Очевидно, никто не знает, в котором точно месте Отакар Ярош перешел польскую границу. Мать его рассказывает:

«Дважды или трижды это ему не удавалось, теперь я уж и не помню точно. И только в третий или четвертый раз он перешел границу, причем получилось это у него довольно легко. Это было у Остравы. Наши люди в приграничном районе кормили его. И в Польше простые поляки помогали сыну, дали ему даже деньги. Он описал нам все это в большом письме, но его уже у меня нет.
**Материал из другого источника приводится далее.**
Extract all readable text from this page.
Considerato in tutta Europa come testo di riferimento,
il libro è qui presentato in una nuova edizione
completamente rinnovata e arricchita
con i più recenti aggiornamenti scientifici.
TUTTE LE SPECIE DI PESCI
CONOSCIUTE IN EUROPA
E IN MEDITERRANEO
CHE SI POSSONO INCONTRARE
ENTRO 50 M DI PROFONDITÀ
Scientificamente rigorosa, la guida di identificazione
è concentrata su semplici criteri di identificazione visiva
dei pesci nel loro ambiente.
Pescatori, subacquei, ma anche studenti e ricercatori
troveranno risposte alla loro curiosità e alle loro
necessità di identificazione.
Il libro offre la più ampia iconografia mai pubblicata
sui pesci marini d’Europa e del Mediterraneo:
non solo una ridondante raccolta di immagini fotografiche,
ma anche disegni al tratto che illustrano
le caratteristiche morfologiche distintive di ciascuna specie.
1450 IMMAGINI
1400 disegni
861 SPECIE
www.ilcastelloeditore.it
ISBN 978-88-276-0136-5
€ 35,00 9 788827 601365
Мы боялись хранить его дома, потому что полиция могла узнать, где находится наш сын и тогда бы нам пришлось плохо»

«Да,  подтверждает брат Иржи,  то письмо, в котором он все описал, действительно пришло нам, я его читал. Он писал, что перешел границу под видом косаря в одном месте, где еще не было немецких пограничников. То письмо после войны у нас попросил какой-то корреспондент и так и не вернул. В том же письме он сообщил, что встретился с группой Свободы. Потом мы получили еще три коротеньких письма с поздравлениями и сообщением о том, что вскоре он будет переведен в другое место. Последнее письмо пришло из Равы Русской, это я хорошо помню. Все письма он писал по адресу своих знакомых, которые потом опускали их в наш почтовый ящик»

И все же есть один человек, который знает кое-что о том, как Ярош перебрался в Польшу. Это Антонин Лишка. Седоволосый человек лет семидесяти, прямая спина которого выдает в нем профессионального военного. Бывший поручик авиации. Летом 1939 года он простился со своей молодой женой, которая ждала ребенка, и перебрался за границу, будучи убежден, что, продолжив борьбу за родину за границей, он выполнит святую обязанность солдата. Почти всю войну чехословацкий летчик-истребитель провел в Англии, сражаясь в небе этой страны на «спитфайерах» против гитлеровских стервятников. В одном из воздушных боев над английским побережьем Лишка был сбит и несколько недель пролежал в госпитале, борясь со смертью. Известные английские медики приходили посмотреть на него как на чудо  ведь чехословацкий летчик упал на землю вместе с самолетом и не погиб.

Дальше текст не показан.